Evidence of that is provided in the show’s second room. Red lights suggesting lust or emergency illuminate six wall-mounted holograms on glass that depict pages of letters—including the aforementioned one—in which Sheldon discusses women she secretly coveted. To read Sheldon’s handwriting, you must face the holograms head-on and lean in close to the reflective surfaces, an intimate posture that befits these letters’ expressions of unconsummated desire.
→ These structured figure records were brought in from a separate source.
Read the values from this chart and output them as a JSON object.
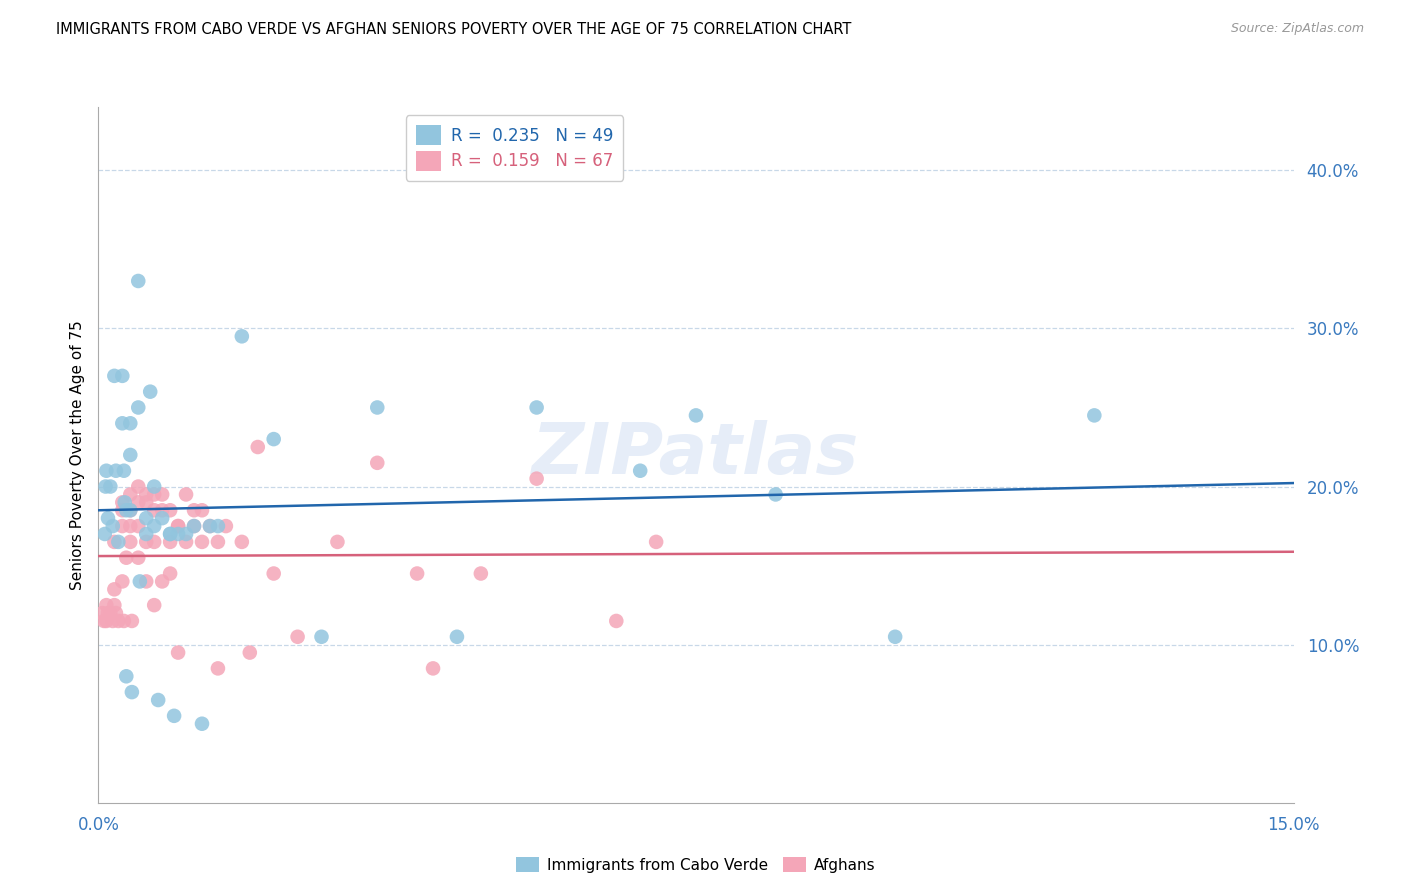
{
  "title": "IMMIGRANTS FROM CABO VERDE VS AFGHAN SENIORS POVERTY OVER THE AGE OF 75 CORRELATION CHART",
  "source": "Source: ZipAtlas.com",
  "ylabel": "Seniors Poverty Over the Age of 75",
  "y_ticks": [
    0.1,
    0.2,
    0.3,
    0.4
  ],
  "y_tick_labels": [
    "10.0%",
    "20.0%",
    "30.0%",
    "40.0%"
  ],
  "x_range": [
    0.0,
    0.15
  ],
  "y_range": [
    0.0,
    0.44
  ],
  "cabo_verde_color": "#92c5de",
  "afghans_color": "#f4a6b8",
  "cabo_verde_line_color": "#2166ac",
  "afghans_line_color": "#d6617b",
  "watermark": "ZIPatlas",
  "cabo_verde_label": "Immigrants from Cabo Verde",
  "afghans_label": "Afghans",
  "cabo_verde_R": 0.235,
  "afghans_R": 0.159,
  "cabo_verde_N": 49,
  "afghans_N": 67,
  "cabo_verde_x": [
    0.0008,
    0.0009,
    0.001,
    0.0012,
    0.0015,
    0.0018,
    0.002,
    0.0022,
    0.0025,
    0.003,
    0.003,
    0.0032,
    0.0033,
    0.0035,
    0.0035,
    0.004,
    0.004,
    0.004,
    0.0042,
    0.005,
    0.005,
    0.0052,
    0.006,
    0.006,
    0.0065,
    0.007,
    0.007,
    0.0075,
    0.008,
    0.009,
    0.009,
    0.0095,
    0.01,
    0.011,
    0.012,
    0.013,
    0.014,
    0.015,
    0.018,
    0.022,
    0.028,
    0.035,
    0.045,
    0.055,
    0.068,
    0.075,
    0.085,
    0.1,
    0.125
  ],
  "cabo_verde_y": [
    0.17,
    0.2,
    0.21,
    0.18,
    0.2,
    0.175,
    0.27,
    0.21,
    0.165,
    0.27,
    0.24,
    0.21,
    0.19,
    0.185,
    0.08,
    0.24,
    0.22,
    0.185,
    0.07,
    0.33,
    0.25,
    0.14,
    0.18,
    0.17,
    0.26,
    0.2,
    0.175,
    0.065,
    0.18,
    0.17,
    0.17,
    0.055,
    0.17,
    0.17,
    0.175,
    0.05,
    0.175,
    0.175,
    0.295,
    0.23,
    0.105,
    0.25,
    0.105,
    0.25,
    0.21,
    0.245,
    0.195,
    0.105,
    0.245
  ],
  "afghans_x": [
    0.0005,
    0.0007,
    0.001,
    0.001,
    0.0012,
    0.0015,
    0.0018,
    0.002,
    0.002,
    0.002,
    0.0022,
    0.0025,
    0.003,
    0.003,
    0.003,
    0.003,
    0.0032,
    0.0035,
    0.004,
    0.004,
    0.004,
    0.004,
    0.0042,
    0.005,
    0.005,
    0.005,
    0.005,
    0.006,
    0.006,
    0.006,
    0.006,
    0.007,
    0.007,
    0.007,
    0.007,
    0.008,
    0.008,
    0.008,
    0.009,
    0.009,
    0.009,
    0.01,
    0.01,
    0.01,
    0.011,
    0.011,
    0.012,
    0.012,
    0.013,
    0.013,
    0.014,
    0.015,
    0.015,
    0.016,
    0.018,
    0.019,
    0.02,
    0.022,
    0.025,
    0.03,
    0.035,
    0.04,
    0.042,
    0.048,
    0.055,
    0.065,
    0.07
  ],
  "afghans_y": [
    0.12,
    0.115,
    0.125,
    0.115,
    0.12,
    0.12,
    0.115,
    0.165,
    0.135,
    0.125,
    0.12,
    0.115,
    0.19,
    0.185,
    0.175,
    0.14,
    0.115,
    0.155,
    0.195,
    0.185,
    0.175,
    0.165,
    0.115,
    0.2,
    0.19,
    0.175,
    0.155,
    0.195,
    0.19,
    0.165,
    0.14,
    0.195,
    0.185,
    0.165,
    0.125,
    0.195,
    0.185,
    0.14,
    0.185,
    0.165,
    0.145,
    0.175,
    0.175,
    0.095,
    0.195,
    0.165,
    0.185,
    0.175,
    0.185,
    0.165,
    0.175,
    0.165,
    0.085,
    0.175,
    0.165,
    0.095,
    0.225,
    0.145,
    0.105,
    0.165,
    0.215,
    0.145,
    0.085,
    0.145,
    0.205,
    0.115,
    0.165
  ]
}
The show’s standout pieces were three bromoils based on photos of the Martian landscape taken by Opportunity. Bromoil is an early twentieth-century photographic printmaking technique in which the silver images are bleached out of black-and-white prints and replaced with lithographic ink. Nelson’s bromoils, at around four by six feet, are dramatically scaled. (According to the gallery, they are the largest such prints ever made.) The stark, grainy images capture vistas of profound remoteness and solitude, of barren terrain interrupted occasionally by Opportunity’s lone tracks. Thick borders of ink smudged with Nelson’s fingerprints surround the images. This personal touch and the pictures’ sense of estrangement produce an affective combination, one that echoes the juxtaposition of technology and human intervention inherent to the bromoil medium.
For all of its imagery concerning space travel, Nelson’s show felt hermetic and sometimes claustrophobic. There was severe beauty in the work, but also airlessness, and a kind of formal solemnity. This would be detrimental in most other shows; here, it simulated what it feels like to be closeted, or to live with unrequited desires: lonely, confusing, alien.